If I'm to use this account for anything, might as well make it a diary of sorts to store away in the deepest corner of the internet. but also what better way to vent a diary than ot being a diary that can get feedback from strangers. But anyway...

To make summarize my life ling story short, I'm gay, I have ADHD and Autism I'm in my late 20's out of work taking highschool all over again and feeling like I made all the wrong choices, it been very hard to stomach and I more any more been closer to just umm...."quitting" ...but of all things, despite being what I am, I been looking into biblical stuff to gain some ancient wisdom at first, but next thing i know after a few events and other things i really can't begin to get into, something sparked in me into having faith.

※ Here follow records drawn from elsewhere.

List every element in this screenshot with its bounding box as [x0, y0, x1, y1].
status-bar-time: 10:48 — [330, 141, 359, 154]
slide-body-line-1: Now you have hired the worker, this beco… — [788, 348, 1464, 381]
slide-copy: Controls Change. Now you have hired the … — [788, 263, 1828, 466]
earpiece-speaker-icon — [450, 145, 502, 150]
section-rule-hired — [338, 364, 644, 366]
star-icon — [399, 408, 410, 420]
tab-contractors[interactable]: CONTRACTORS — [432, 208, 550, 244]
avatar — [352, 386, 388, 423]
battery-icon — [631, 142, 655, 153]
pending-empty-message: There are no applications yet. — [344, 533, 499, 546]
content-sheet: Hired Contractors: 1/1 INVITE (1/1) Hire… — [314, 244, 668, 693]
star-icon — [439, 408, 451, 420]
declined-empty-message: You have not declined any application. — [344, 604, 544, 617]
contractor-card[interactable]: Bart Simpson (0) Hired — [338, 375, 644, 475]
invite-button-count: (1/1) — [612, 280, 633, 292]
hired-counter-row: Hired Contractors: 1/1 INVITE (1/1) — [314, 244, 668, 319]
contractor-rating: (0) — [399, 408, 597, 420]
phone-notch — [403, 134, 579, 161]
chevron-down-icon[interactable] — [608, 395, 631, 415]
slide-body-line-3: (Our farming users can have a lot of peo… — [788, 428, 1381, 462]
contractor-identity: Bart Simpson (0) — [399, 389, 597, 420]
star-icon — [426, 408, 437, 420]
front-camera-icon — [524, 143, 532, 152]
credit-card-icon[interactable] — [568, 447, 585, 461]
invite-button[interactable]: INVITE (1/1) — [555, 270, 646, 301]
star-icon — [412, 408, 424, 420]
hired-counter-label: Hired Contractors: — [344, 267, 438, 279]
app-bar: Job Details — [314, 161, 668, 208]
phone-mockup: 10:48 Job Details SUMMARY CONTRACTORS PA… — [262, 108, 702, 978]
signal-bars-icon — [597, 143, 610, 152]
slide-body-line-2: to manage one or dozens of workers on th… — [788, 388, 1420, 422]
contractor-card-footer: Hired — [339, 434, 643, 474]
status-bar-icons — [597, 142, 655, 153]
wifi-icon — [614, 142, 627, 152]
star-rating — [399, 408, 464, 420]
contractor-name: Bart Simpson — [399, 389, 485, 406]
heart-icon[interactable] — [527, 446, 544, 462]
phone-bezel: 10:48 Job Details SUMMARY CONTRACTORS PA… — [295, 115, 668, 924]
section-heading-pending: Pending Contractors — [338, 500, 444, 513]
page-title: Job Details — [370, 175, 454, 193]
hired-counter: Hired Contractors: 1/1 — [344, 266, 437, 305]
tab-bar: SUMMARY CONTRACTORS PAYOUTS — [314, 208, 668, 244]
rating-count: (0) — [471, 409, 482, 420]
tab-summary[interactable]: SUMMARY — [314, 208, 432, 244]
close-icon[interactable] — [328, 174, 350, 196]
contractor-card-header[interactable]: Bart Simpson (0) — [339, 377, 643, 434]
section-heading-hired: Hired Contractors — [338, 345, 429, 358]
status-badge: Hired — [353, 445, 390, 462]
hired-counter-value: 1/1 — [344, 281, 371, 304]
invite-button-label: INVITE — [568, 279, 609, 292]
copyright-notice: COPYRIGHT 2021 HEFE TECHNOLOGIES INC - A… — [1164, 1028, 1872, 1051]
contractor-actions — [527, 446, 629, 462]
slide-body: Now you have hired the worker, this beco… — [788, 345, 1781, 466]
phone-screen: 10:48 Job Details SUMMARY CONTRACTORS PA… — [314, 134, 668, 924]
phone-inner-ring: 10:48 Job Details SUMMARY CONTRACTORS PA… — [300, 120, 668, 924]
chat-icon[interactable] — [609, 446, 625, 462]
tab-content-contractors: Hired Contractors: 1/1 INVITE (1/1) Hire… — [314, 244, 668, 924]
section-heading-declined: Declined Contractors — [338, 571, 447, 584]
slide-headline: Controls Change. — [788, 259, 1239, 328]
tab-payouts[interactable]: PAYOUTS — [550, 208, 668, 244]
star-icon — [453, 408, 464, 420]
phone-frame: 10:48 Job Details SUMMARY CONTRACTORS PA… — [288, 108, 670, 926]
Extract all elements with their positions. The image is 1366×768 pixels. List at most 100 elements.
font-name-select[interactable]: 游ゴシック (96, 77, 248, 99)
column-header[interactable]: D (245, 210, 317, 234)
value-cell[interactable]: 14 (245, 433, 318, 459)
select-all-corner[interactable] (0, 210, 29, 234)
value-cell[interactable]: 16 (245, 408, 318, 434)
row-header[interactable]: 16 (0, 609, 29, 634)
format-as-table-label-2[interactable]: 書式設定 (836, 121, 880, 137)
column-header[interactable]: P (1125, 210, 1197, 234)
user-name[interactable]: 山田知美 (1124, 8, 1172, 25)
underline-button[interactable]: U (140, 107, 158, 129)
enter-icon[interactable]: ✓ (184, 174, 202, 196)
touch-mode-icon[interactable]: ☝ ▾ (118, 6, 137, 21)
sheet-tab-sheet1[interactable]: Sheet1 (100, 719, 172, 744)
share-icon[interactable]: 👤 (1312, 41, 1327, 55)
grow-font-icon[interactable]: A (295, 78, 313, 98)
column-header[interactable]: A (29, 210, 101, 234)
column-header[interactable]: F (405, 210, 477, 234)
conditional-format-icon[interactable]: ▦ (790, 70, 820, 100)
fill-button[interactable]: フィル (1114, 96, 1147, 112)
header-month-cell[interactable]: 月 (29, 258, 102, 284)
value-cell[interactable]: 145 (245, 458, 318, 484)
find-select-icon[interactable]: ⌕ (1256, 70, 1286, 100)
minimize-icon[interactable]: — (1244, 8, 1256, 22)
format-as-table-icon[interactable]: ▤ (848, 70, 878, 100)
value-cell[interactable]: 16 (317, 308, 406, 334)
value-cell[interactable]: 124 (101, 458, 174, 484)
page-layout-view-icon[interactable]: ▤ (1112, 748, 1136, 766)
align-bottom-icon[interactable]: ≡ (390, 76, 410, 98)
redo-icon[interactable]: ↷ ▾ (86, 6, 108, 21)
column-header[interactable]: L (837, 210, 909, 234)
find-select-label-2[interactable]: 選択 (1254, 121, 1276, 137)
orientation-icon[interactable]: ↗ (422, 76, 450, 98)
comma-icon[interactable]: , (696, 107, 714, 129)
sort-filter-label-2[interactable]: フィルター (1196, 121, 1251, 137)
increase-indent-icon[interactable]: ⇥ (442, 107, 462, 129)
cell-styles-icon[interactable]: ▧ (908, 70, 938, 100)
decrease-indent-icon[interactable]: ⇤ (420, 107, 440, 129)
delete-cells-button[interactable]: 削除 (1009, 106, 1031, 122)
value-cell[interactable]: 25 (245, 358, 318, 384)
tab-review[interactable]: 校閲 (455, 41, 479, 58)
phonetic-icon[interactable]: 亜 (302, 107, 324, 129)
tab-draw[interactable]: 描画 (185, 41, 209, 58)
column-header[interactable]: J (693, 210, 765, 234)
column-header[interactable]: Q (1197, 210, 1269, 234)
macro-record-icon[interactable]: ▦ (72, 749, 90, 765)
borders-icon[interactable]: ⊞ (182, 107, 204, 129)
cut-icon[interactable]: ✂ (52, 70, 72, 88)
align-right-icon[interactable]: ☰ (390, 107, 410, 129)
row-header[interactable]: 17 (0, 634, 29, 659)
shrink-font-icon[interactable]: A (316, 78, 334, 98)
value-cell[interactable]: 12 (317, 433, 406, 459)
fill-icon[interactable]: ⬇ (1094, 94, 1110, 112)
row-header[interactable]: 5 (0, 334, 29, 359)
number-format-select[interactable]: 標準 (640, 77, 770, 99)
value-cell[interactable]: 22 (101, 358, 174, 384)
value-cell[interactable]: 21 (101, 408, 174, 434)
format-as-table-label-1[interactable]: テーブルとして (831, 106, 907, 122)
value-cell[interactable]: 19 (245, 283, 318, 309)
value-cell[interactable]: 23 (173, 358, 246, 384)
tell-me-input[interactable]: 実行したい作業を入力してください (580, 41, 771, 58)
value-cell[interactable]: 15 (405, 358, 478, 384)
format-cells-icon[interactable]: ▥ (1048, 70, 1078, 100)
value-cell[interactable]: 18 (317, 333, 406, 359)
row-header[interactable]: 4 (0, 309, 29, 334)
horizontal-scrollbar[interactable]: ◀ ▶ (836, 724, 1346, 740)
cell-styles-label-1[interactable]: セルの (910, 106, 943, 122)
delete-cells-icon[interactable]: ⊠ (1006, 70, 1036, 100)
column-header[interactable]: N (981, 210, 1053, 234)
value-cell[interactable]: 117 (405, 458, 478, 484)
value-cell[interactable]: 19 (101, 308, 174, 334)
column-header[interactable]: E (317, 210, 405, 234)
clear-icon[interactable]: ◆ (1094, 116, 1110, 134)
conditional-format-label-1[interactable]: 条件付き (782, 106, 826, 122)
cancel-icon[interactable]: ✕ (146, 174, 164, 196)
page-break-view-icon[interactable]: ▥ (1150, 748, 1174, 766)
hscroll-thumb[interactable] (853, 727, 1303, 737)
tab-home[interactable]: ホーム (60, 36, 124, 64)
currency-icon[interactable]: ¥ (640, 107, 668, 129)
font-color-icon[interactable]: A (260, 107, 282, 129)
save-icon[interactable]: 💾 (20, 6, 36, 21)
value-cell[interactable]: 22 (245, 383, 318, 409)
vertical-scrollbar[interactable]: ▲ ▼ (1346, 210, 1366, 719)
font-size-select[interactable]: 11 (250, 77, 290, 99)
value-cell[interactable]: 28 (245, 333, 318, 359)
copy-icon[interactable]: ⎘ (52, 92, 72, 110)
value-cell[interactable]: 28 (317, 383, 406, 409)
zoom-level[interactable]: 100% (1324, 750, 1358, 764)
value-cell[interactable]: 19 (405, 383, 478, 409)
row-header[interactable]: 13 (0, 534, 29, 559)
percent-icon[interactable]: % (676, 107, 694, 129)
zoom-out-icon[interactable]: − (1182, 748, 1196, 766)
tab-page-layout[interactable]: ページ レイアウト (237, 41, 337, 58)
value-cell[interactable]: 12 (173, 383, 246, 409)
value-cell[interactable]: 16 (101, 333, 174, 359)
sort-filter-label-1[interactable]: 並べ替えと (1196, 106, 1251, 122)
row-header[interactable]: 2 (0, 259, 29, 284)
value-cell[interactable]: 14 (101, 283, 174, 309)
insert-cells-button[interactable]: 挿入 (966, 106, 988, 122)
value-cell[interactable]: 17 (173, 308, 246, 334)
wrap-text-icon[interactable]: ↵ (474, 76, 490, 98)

Obviously this leaves me in a contradictory conundrum as I'm mostly gayish, bi for trans girls, on paper this sounds like a big no go. I been looking all over and trying to have my own talks with myself and others, trying to go deep into the prayer for answers. but it just still seems so split. As most of the faith is adiment on the sinnful nature of anything not "naturally" hetero. I'm still trying to figure it out and contemplate it as obviously I'm not the only person with this ordeal, but in an empty area it sure feels lonely here. However I don't believe an all knowing God who's universe are at his metaphorical endless grasp really cares if i happen to like the same gender or a trans person. I know there is stuff the book says. and it's too easy for some people to say I'm "excusing my sin". They are right, because someones attraction is tied to who they are, a gay person likes another of their gender as a straight person dose to their opposite. and to think that existing is nothing more than just a sin. or as people like to put it "a test from God". I honestly don't know. It's all just confusing.

Sorry for the religious ranting, it's a bit unavoidable when you are neck deep in the contradictory lives. I trust that I'll find the answers I need and I trust that despite what ignorant humans say, God does have his plan with me regardless of the situation.